This week, the Department of Energy canceled nearly eight billion dollars worth of awards. The Trump administration presented the move as an effort to protect fossil fuels at the expense of renewable energy. However, documents obtained by TechCrunch reveal the situation is more complex than that simple message.
The agency has not released an official list of the canceled awards, but TechCrunch obtained and analyzed a document detailing the 321 contracts the Department of Energy is seeking to undo. The analysis shows that not all of the canceled projects focused on renewable energy. Two projects listed in the document, one for 300 million dollars to Colorado State University and another for 210 million dollars to the Gas Technology Institute, would have helped oil and gas producers reduce methane emissions from their wells. The Gas Technology Institute, a research organization that mostly caters to the natural gas industry, had a dozen awards canceled, totaling 417 million dollars.
Carbon capture and removal projects also took a significant hit. Ten of the twenty-one projects in this category were canceled, representing around 200 million dollars in funding.
It is true that states which voted for Kamala Harris in the last presidential election were hit hardest by the cancellations. California lost the most, with at least 2.2 billion dollars worth of contracts canceled. Colorado, Illinois, Massachusetts, Minnesota, and Oregon each had around half a billion dollars’ worth of awards canceled, while New York State lost at least 309 million dollars. In contrast, states that voted for Donald Trump tended to have contracts canceled worth single-digit millions of dollars.
One of the largest canceled awards was a 467 million dollar grant to the state of Minnesota. Awarded as part of the Bipartisan Infrastructure Law in 2021, the money was intended to revamp electrical grid interconnections throughout seven states in the Midwest. When complete, the project would have unlocked around 28 gigawatts of new generating capacity, mostly from solar and wind power. For context, the world’s entire data center fleet currently draws an estimated 58 gigawatts.

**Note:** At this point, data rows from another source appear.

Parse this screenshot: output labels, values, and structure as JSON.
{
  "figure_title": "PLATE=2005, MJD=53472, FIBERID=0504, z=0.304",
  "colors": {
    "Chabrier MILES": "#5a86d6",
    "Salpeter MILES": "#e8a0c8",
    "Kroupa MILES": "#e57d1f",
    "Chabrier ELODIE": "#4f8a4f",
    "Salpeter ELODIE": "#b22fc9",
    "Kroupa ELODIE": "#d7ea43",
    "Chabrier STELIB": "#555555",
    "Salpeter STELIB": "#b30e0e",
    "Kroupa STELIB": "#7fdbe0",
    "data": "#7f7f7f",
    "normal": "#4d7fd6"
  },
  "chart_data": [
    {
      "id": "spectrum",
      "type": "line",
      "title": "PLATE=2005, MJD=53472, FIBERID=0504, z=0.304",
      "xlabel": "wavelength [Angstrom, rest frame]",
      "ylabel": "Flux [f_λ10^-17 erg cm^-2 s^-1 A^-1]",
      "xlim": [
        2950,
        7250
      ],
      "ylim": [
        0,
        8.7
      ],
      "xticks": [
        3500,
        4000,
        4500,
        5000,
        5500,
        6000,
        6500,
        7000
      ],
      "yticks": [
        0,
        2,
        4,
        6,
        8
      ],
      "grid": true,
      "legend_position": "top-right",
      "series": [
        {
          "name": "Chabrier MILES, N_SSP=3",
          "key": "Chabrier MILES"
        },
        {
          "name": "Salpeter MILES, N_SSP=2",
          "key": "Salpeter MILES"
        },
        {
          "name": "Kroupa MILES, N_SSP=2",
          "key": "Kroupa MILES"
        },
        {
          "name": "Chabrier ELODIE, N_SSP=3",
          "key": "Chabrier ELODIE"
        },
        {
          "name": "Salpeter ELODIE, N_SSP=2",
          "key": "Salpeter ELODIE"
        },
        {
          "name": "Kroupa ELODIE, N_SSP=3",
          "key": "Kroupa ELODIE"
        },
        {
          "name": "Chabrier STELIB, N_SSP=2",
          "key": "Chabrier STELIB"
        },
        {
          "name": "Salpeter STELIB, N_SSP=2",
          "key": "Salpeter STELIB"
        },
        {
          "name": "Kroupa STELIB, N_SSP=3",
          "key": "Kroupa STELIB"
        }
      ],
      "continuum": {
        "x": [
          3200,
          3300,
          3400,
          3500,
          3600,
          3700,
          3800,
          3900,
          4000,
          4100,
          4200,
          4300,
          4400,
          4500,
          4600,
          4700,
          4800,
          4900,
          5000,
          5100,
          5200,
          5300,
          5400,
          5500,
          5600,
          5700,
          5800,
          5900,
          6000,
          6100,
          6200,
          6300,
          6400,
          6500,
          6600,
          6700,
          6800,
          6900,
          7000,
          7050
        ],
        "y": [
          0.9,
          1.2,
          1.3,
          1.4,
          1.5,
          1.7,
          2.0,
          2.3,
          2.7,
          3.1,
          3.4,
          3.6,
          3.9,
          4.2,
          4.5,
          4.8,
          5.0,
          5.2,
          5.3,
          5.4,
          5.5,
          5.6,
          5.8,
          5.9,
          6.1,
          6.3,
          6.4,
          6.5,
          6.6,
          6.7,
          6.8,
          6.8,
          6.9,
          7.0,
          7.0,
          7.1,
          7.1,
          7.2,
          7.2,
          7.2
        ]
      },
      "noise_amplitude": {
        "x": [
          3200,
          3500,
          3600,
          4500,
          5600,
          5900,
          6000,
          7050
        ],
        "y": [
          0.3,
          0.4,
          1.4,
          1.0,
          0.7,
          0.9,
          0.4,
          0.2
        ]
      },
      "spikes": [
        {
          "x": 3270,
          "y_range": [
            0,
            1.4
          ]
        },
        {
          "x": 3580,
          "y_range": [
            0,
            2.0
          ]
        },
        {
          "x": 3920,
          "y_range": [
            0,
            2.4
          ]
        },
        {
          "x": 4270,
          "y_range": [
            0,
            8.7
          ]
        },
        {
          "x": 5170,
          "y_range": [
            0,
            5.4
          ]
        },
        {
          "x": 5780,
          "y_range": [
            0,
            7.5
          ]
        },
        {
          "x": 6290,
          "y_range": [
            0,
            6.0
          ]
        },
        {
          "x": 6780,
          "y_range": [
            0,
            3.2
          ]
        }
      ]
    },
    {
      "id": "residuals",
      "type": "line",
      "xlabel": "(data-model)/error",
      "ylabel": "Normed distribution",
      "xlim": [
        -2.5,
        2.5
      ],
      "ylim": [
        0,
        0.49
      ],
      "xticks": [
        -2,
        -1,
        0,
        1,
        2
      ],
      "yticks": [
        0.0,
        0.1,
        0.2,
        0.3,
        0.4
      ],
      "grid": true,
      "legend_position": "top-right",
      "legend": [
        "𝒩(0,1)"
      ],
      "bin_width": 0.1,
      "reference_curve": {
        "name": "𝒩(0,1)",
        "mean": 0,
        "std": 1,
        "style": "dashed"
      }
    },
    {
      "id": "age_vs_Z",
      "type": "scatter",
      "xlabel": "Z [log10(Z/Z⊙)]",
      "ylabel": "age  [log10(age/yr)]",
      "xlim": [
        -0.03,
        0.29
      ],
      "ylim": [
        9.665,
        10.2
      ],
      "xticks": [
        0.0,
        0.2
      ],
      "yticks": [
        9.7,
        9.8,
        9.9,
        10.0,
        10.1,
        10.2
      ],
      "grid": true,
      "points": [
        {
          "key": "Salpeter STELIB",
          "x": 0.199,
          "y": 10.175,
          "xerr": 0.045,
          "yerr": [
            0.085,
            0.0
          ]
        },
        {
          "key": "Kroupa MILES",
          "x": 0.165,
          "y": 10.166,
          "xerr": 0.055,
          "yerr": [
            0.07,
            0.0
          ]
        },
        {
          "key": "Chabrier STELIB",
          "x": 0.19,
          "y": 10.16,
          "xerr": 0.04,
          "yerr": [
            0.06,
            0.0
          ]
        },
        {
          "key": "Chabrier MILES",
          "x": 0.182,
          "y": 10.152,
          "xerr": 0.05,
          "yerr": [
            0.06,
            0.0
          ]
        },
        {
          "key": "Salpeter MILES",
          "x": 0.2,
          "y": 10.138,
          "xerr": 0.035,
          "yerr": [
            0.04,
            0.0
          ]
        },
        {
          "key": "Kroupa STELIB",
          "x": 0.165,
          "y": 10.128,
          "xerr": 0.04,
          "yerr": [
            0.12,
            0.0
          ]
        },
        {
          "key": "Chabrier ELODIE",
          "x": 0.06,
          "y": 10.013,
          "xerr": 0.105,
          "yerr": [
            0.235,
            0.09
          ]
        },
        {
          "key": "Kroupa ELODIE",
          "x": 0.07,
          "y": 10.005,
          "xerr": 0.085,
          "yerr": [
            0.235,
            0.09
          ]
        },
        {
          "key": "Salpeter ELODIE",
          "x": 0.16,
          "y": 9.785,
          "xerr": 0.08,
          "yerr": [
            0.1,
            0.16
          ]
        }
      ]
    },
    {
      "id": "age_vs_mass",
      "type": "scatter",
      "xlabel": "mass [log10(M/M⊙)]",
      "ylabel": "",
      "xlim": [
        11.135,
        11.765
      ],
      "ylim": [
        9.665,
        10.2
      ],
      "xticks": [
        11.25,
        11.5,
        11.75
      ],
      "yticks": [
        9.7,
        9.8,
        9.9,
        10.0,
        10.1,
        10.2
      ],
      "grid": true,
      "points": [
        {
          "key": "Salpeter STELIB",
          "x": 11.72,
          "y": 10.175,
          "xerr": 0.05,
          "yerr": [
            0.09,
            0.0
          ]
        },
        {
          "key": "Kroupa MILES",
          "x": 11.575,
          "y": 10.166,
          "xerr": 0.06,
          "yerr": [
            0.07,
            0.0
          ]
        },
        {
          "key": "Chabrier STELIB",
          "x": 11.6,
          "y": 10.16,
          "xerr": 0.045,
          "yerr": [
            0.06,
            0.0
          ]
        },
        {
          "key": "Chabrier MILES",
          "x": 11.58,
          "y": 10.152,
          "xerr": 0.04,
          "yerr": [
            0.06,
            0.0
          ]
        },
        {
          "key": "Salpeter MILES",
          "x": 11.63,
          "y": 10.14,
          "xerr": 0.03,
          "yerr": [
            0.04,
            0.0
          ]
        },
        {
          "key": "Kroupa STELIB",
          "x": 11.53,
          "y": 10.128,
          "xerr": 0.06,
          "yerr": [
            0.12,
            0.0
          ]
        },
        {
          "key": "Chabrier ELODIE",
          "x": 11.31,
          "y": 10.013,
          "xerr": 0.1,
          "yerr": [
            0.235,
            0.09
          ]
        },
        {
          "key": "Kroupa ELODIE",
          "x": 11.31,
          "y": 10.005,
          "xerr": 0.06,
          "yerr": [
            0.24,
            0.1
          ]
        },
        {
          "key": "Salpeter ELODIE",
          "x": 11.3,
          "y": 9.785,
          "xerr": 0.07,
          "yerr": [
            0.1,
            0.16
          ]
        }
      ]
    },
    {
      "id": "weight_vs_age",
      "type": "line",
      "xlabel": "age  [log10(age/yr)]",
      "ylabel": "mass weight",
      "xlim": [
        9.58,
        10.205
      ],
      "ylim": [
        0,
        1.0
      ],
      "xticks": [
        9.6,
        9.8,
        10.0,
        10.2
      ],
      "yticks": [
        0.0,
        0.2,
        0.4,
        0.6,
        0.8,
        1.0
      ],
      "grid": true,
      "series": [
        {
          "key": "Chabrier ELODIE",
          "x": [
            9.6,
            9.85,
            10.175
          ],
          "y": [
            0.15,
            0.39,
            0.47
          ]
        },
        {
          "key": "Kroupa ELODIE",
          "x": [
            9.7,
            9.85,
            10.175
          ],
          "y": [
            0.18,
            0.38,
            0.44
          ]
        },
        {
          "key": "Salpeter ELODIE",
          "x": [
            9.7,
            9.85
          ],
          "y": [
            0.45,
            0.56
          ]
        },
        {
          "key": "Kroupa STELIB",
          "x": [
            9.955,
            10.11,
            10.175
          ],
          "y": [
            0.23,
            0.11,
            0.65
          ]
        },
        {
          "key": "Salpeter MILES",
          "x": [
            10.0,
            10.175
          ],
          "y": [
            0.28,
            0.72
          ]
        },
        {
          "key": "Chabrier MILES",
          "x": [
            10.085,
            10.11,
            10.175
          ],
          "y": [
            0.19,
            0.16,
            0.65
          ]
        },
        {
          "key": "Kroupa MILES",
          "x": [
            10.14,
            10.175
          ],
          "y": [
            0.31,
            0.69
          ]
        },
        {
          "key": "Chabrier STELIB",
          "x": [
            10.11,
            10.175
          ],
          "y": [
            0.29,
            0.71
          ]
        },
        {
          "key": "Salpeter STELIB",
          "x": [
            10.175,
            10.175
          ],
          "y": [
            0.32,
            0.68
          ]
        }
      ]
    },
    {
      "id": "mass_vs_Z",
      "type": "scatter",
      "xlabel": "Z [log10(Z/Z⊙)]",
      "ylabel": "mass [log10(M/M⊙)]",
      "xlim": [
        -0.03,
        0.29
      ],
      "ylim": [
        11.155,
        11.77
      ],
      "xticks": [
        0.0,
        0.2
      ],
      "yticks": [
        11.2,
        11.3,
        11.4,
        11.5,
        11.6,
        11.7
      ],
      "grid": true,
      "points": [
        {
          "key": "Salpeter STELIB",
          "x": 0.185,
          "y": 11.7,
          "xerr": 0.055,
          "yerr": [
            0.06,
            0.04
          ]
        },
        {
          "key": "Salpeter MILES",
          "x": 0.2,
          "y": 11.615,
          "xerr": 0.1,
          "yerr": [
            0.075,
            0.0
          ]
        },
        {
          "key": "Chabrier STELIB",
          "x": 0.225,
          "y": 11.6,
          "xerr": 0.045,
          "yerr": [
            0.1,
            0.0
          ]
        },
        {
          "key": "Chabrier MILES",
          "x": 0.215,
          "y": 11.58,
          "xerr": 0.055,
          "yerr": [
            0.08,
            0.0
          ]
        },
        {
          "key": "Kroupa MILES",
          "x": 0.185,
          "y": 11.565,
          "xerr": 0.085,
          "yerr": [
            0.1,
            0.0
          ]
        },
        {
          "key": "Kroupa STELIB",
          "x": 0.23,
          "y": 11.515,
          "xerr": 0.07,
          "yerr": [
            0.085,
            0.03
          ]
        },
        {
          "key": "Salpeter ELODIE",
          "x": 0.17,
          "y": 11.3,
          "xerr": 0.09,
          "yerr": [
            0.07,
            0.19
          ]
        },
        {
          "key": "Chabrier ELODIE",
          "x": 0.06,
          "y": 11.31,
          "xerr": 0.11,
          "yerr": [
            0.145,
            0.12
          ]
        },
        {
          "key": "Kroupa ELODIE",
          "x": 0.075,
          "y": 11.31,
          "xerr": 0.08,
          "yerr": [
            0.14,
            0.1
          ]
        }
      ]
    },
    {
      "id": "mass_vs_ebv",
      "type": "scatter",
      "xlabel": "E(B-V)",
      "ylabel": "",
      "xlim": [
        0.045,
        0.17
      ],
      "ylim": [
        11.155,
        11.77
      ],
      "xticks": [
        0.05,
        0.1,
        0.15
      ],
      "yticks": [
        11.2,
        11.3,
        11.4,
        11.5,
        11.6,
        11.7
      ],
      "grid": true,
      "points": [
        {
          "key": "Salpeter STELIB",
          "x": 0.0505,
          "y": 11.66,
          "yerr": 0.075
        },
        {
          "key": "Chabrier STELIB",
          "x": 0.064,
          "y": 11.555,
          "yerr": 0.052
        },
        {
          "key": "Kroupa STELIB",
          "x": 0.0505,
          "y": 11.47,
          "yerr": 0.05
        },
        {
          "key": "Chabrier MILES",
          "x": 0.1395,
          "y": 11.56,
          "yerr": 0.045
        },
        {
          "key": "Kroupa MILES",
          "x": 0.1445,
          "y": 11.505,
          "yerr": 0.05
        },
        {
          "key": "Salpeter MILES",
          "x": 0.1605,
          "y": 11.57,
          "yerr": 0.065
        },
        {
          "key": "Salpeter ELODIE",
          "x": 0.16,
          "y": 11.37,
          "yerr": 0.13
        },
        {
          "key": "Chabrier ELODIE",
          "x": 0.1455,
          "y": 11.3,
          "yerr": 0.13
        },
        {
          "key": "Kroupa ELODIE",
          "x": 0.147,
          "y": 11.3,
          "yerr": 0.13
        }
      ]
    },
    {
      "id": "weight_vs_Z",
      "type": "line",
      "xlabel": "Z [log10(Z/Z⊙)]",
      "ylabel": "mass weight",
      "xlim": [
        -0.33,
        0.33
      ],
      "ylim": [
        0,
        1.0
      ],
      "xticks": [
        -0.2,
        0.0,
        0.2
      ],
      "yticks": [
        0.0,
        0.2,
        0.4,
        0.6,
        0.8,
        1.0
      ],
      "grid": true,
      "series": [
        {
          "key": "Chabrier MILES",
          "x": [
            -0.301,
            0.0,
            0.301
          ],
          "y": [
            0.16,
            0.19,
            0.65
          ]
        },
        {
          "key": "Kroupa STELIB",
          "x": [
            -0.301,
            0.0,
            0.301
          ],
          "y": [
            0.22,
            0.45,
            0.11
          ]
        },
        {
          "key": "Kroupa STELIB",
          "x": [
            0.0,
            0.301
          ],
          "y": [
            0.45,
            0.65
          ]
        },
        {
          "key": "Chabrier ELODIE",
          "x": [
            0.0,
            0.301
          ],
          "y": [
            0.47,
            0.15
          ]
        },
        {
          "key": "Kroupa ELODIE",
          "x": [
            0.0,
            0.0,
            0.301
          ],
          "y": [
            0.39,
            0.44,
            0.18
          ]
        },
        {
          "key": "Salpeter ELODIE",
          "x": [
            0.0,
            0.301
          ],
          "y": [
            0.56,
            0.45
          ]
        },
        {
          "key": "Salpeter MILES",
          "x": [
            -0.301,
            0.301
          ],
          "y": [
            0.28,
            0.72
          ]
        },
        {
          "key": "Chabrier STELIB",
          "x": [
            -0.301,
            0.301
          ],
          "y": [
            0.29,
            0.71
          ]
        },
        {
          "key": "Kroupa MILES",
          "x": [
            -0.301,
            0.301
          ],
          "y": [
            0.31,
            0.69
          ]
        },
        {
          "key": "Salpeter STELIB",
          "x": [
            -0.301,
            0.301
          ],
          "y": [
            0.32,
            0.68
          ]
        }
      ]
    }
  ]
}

Another large award, worth 630 million dollars, would have revamped California’s electrical grid by testing advanced conductors and dynamic line rating devices to increase transmission capacity. This project was intended to be a showcase for grid modernization that could be applied throughout the country.
Yet another grid modernization project would have installed a transmission line to the Confederated Tribes of Warm Springs in Oregon. The tribes have roughly half a dozen renewable energy projects waiting on a better grid connection, which the now-canceled 250 million dollar award would have enabled. The project would also have strung fiber-optic lines along the transmission line’s path, bringing high-speed data to a rural part of the state.
An expert noted that the recipients in blue states whose projects survived may be more aligned with the current administration’s priorities. Some of the smaller awards might have been canceled regardless of the political shift, as the United States often funds many energy innovation projects with the understanding that not all will succeed. This approach involves taking many lower-cost chances to see what moves forward regionally, technologically, and economically.
There are also signs that some projects are relocating to countries like Canada where government support and policies are perceived as more predictable. This shift is already having an impact on private sector investments. The situation raises larger questions about the stability of the Department of Energy and its ability to be a predictable partner to U.S. businesses.